The exponential growth in CS publication is much faster. This repository is simply a testament that CT is slowly ramping up.

It's meant to show what kind of expressive power and breadth current CT models have, which to my knowledge isn't something that's well-known outside of our niche community.

bgavran 3 years ago | | |

It's also meant to suggest where things are going (the kind of a chart I have in mind is this one https://twitter.com/bgavran3/status/1422206118688956420 ), though I understand this is something that deserves a much more substantial proof.

moralestapia 3 years ago | | |

>The exponential growth in CS publication is much faster.

So ... yes?

adamnemecek 3 years ago | |

The field needs better foundations. CT is pretty good.

hgsgm 3 years ago | | |

Why? How?

The OP GitHub site doesn't promote any material that introduces the concepts at all. The "survey" paper at the top is nigh-impenetrable. I'm sure the category theorists are having fun modelling machine learning, but it doesn't show how machine learning benefits from the category theory.

KRAKRISMOTT 3 years ago | | |

No. It won't make a significant (if any at all) difference to effectiveness. Rewriting Pytorch in Haskell won't magically get you AGI.

eigenform 3 years ago |

I'm not experienced/well-read in either ML or CT, but awhile ago I remember hearing Tai-Danae Bradley equate "knowing a word by the company it keeps" to the Yoneda lemma, and I always thought that was kind of interesting (although I guess I'm not qualified enough to know whether that statement is useful or vacuous)

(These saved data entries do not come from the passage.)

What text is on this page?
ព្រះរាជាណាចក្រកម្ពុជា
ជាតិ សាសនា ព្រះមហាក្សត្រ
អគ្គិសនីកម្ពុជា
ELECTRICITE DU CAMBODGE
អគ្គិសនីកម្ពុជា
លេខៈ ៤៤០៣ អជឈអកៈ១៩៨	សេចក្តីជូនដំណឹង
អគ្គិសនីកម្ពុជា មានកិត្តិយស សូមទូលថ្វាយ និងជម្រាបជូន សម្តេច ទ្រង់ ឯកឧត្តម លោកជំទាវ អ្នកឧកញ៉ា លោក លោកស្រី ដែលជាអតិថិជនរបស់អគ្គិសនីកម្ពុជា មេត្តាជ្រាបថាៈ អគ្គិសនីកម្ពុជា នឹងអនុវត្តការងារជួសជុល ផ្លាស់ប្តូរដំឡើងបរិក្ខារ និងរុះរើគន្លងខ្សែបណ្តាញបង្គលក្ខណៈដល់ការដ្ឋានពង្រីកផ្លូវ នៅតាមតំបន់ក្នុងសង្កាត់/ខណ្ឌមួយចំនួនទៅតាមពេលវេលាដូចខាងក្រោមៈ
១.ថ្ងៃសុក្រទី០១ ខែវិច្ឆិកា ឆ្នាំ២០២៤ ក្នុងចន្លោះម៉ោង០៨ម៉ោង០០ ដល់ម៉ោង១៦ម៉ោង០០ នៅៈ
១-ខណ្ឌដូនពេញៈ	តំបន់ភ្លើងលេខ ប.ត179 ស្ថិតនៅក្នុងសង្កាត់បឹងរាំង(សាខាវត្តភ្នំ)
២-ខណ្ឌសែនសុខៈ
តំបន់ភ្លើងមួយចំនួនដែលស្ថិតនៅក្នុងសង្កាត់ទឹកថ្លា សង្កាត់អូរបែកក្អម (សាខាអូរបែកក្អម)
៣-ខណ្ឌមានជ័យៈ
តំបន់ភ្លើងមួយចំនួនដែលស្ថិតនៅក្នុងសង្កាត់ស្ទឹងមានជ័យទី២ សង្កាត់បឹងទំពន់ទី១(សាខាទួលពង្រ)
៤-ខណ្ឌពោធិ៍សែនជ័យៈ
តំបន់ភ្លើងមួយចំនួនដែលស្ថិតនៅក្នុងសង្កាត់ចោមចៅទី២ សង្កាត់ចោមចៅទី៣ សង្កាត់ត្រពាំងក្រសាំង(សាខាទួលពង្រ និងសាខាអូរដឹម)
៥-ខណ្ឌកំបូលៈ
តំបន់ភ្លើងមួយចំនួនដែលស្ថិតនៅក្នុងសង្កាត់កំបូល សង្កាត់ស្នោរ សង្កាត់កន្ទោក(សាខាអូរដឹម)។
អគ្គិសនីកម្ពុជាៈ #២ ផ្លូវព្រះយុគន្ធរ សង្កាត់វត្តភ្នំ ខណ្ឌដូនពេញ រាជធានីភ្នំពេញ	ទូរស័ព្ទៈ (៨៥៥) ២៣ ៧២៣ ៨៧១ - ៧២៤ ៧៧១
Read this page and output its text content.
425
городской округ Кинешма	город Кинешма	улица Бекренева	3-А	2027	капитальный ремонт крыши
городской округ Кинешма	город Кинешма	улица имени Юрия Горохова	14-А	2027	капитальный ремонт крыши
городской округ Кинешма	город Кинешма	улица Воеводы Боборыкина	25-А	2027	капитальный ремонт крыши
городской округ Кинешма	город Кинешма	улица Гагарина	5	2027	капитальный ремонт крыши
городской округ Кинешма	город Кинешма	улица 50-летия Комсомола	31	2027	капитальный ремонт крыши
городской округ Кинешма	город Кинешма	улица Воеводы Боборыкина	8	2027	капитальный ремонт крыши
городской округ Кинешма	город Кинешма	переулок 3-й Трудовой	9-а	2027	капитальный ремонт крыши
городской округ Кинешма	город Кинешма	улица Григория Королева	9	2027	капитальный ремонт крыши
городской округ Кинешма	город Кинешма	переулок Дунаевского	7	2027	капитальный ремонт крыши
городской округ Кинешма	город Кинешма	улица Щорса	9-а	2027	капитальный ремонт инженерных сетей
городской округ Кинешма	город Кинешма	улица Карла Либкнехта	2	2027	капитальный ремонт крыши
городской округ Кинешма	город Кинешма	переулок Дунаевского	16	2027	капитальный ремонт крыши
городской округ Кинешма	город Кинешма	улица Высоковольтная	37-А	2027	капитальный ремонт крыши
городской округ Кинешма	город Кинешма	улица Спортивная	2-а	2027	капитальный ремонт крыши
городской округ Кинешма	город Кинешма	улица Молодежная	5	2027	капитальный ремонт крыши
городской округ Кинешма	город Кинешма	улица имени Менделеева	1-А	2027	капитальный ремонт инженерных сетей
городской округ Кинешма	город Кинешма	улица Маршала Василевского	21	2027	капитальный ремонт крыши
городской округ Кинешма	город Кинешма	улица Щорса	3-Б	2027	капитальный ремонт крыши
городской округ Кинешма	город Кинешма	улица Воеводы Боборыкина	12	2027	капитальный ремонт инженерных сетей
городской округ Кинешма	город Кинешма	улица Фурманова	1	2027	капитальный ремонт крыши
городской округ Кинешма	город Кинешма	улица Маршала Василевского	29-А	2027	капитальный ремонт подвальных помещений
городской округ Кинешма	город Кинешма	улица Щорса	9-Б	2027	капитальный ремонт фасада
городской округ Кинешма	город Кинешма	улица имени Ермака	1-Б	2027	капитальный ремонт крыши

haskellandchill 3 years ago | |

> knowing a word by the company it keeps

I'm still shocked no one has developed language learning software along these lines. I had a prototype in the works for thai years ago but never got time to get it off the ground. using statistical models trained on web corpus for a language learning app seems like a no brainer.

think of it like navigating a word as a point in a graph connected to every example context it is in, with associated words being clickable into similar context bundles. then make it differential between host and target language given a translation so you can see which contexts the translation fails and succeeds in.

donnowhy 3 years ago |

category theory is 'native 2-dimensional' math. i.e. category theory explains everything in terms of graphs, where a graph is made from two different sorts of 'entities', nodes and vertices i.e. categories and morphisms

this being math, I wonder to which extent can category theory be re-expressed in terms of sets.

perhaps a better question is if category theory can be re-expressed (or founded on) functions?

lastly, I wonder if category theory can be expressed in terms of functions (i think maybe it can, without sets?) why shouldn't it be expressible in terms of sets (for some reason I don't think just sets are sufficient, may have to define functions (which possible in terms of sets) before 'expressing' categories starting with set theory)?